Studies are needed, for example, to evaluate the benefits and harms of promising new technologies for cancer screening and to determine how best to incorporate these technologies into the standard of care.

In 2024, the network will launch a pilot study, known as the Vanguard Study on Multi-Cancer Detection, to address the feasibility of using multi-cancer detection (MCD) tests in future randomized controlled trials. 

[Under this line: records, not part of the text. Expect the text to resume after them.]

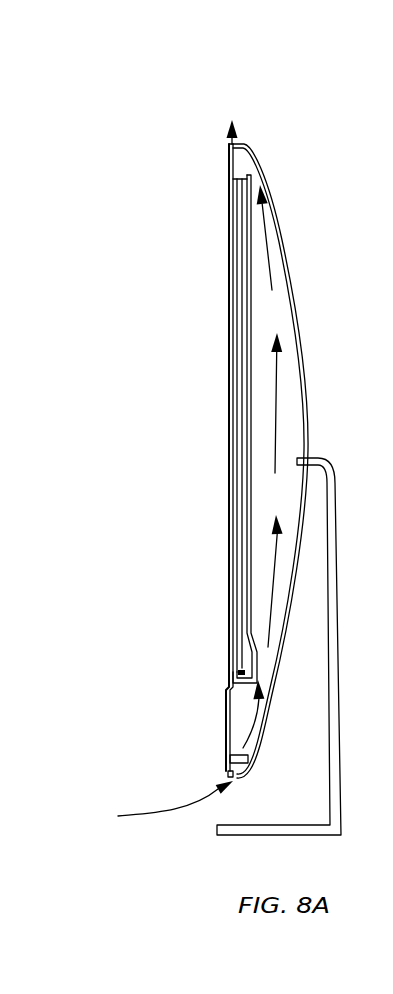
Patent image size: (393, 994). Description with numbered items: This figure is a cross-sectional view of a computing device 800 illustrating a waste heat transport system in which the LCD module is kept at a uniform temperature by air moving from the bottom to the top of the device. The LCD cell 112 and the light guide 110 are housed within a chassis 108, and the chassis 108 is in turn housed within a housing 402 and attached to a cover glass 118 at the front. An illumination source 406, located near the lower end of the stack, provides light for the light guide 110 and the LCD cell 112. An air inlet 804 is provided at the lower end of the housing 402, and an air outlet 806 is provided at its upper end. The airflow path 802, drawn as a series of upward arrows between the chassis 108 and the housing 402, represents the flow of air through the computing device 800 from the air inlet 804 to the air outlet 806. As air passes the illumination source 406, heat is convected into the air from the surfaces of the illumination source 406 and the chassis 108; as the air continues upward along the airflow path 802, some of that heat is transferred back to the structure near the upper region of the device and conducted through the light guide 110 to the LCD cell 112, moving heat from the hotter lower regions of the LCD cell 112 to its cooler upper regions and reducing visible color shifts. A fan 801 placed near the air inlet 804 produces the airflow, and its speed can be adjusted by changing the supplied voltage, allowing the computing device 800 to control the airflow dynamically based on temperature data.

The computing device 800 is at (207, 89).
The air outlet 806 is at (240, 145).
The housing 402 is at (258, 177).
The cover glass 118 is at (226, 163).
The LCD cell 112 is at (237, 227).
The light guide 110 is at (242, 262).
The airflow path 802 is at (277, 400).
The illumination source 406 is at (238, 673).
The chassis 108 is at (258, 655).
The fan 801 is at (230, 758).
The air inlet 804 is at (228, 776).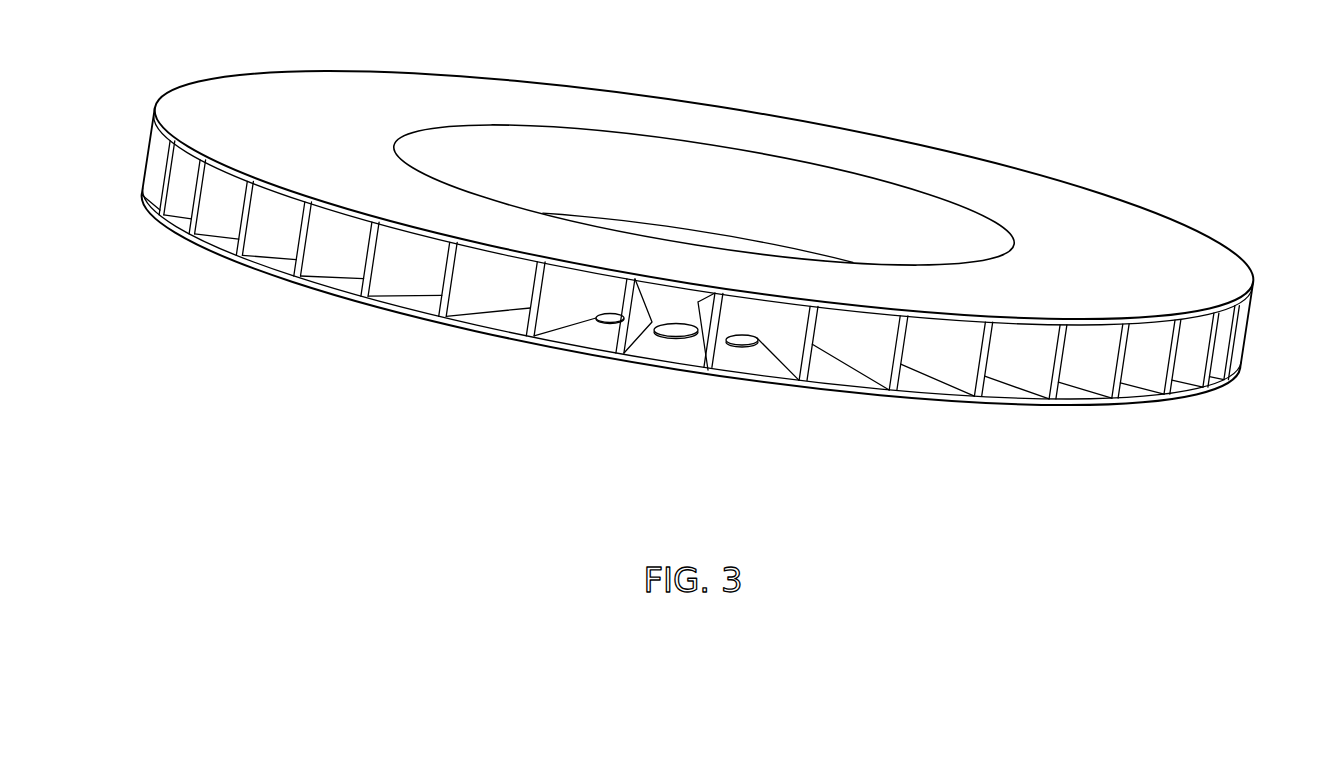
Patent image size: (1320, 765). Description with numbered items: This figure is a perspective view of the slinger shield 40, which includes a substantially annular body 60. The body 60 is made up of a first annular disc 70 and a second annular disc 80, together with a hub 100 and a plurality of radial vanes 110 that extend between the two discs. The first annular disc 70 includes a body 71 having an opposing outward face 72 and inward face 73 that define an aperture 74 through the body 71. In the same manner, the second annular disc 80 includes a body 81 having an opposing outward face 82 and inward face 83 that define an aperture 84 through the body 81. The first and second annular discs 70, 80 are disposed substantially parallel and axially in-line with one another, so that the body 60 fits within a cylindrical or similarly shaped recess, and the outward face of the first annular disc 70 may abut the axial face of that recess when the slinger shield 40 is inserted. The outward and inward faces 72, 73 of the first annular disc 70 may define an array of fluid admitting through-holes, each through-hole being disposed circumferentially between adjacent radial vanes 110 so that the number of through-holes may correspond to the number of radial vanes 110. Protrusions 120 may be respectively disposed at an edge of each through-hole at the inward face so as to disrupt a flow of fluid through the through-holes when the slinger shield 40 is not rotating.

The slinger shield 40 is at (704, 248).
The annular body 60 is at (704, 195).
The first annular disc 70 is at (692, 332).
The body 71 is at (845, 395).
The outward face 72 is at (692, 332).
The inward face 73 is at (770, 375).
The aperture 74 is at (640, 199).
The second annular disc 80 is at (704, 195).
The body 81 is at (697, 238).
The outward face 82 is at (1032, 320).
The inward face 83 is at (1028, 334).
The aperture 84 is at (642, 199).
The hub 100 is at (747, 172).
The radial vanes 110 is at (690, 270).
The protrusions 120 is at (603, 330).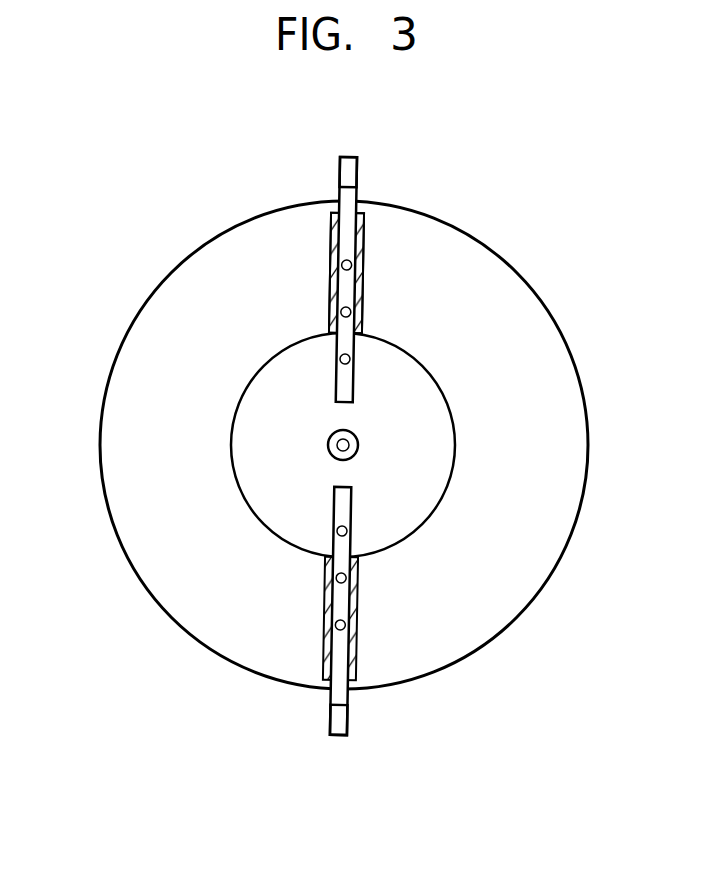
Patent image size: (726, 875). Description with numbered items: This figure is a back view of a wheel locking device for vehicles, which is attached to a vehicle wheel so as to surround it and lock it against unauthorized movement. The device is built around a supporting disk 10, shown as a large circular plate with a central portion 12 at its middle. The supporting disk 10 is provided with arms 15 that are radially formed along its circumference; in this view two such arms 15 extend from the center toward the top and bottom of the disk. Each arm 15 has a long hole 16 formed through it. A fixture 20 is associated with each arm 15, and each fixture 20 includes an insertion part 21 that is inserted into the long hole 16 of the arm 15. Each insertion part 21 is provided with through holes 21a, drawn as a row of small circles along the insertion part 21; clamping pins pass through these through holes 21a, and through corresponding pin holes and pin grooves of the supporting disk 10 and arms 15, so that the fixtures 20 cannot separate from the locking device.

Evaluating multi-cancer detection tests

MCDs are blood tests that can screen for several types of cancers. The study will enroll up to 24,000 people to inform the design of a much larger randomized controlled trial. This larger trial will evaluate whether the benefits of using MCD tests to screen for cancer outweigh the harms and whether they can detect cancer early in a way that reduces deaths.

“Our goal is to systematically evaluate cancer screening technologies to understand how best to use them to ultimately save lives. Data collected through these clinical trials can be used to develop evidence-based guidelines for cancer screening,” said Lori M. Minasian, MD, deputy director of the Division of Cancer Prevention at the NCI.

In its studies, the network aims to reach diverse populations receiving routine care in a variety of healthcare settings. Study sites are geographically diverse and include underserved populations. Study investigators will come from a variety of disciplines that are actively engaged in cancer screening.

“We want to ensure that the organizations involved in this network will also be recruiting from populations historically underrepresented in clinical trials, which will make the data we generate as representative as possible,” Minasian said. “It is important to make sure that these new technologies benefit all Americans.”